Руки Виктора Михайловича замерли. Он все еще дышал в пахнущие солнцем светлые пряди, но без былого жара:
– Кать, а ты действительно тогда его ножницами?
– Половинкой ножниц. Да ты не переживай, на месте твоя бритва. Я по карманам напарника не шарю.
Виктор Михайлович горестно вздохнул:
– Да, первый раз мне такой кайф обламывают. Старею. Что ж ты такая злая, а, Кать?
– Я вялая. Два года назад я бы тебе уже горло перегрызла. Точно, стареем мы, товарищ майор. Можно я встану?
Виктор Михайлович разжал объятия, и девушка встала. Майор остался лежать, укоризненно глядя на боевую подругу.
Катя кивнула на его кальсоны:
– Удобная одежка, да? Расстегивать не нужно.
Витюша без тени смущения привел белье в порядок:
– Ты хоть глянула бы от чего отказалась. Зря, между прочим. Я не эгоист, постарался бы ублажить на все двести процентов, слово офицера.

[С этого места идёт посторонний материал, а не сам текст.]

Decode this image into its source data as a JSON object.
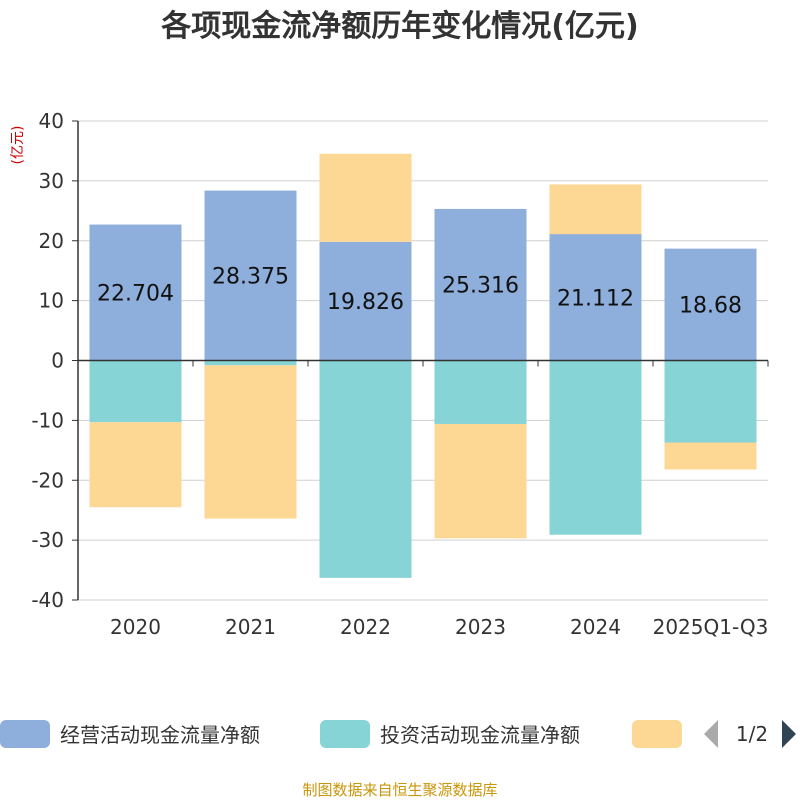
{
  "chart_data": {
    "type": "bar",
    "title": "各项现金流净额历年变化情况(亿元)",
    "unit_label": "(亿元)",
    "categories": [
      "2020",
      "2021",
      "2022",
      "2023",
      "2024",
      "2025Q1-Q3"
    ],
    "series": [
      {
        "name": "经营活动现金流量净额",
        "color": "#8eaedb",
        "values": [
          22.704,
          28.375,
          19.826,
          25.316,
          21.112,
          18.68
        ]
      },
      {
        "name": "投资活动现金流量净额",
        "color": "#86d4d6",
        "values": [
          -10.3,
          -0.8,
          -36.3,
          -10.6,
          -29.1,
          -13.7
        ]
      },
      {
        "name": "",
        "color": "#fdd794",
        "values": [
          -14.2,
          -25.6,
          14.7,
          -19.1,
          8.3,
          -4.5
        ]
      }
    ],
    "data_labels": [
      "22.704",
      "28.375",
      "19.826",
      "25.316",
      "21.112",
      "18.68"
    ],
    "stacked": true,
    "ylim": [
      -40,
      40
    ],
    "yticks": [
      40,
      30,
      20,
      10,
      0,
      -10,
      -20,
      -30,
      -40
    ],
    "grid": true,
    "legend": {
      "position": "bottom",
      "items": [
        "经营活动现金流量净额",
        "投资活动现金流量净额",
        ""
      ],
      "page": "1/2"
    }
  },
  "source_note": "制图数据来自恒生聚源数据库"
}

– Не гони, какой ты офицер? Сука ты, а не чекист. Романтики возжелал на боевом задании? Приятное с полезным совмещаешь, да? Да, я тебе в морду харкнуть и уйти никак не могу. Я вообще с тобой сейчас ничего поделать не могу. Мне задание выполнить нужно, понял, майор? Я же не за карьеру работаю и не за срамное жалованье. Урод, бля, – Катя сплюнула в угол и принялась натягивать узкие полусапожки.
– Ладно, разматерилась она, – пробормотал майор и почесал округлое брюшко. – Куда собралась? Ложись, не трону. Все настроение испоганила, монашка идейная.
– В сортир схожу. После тебя, майор, хочется чего-то чистого, свежего.
Посещение уборной с ржавым умывальником и устоявшимся духом революционной свободы Катиного настроения ничуть не улучшило. Постояла перед мутным зеркалом. Печально. Попадаешь на сто лет назад, а вокруг все те же мужики-козлы, та же вонь и вопиющая бессмысленность бытия. Ничто не меняется в этом мире. Да и иные «кальки» не лучше. Хотя там иной раз дышать полегче.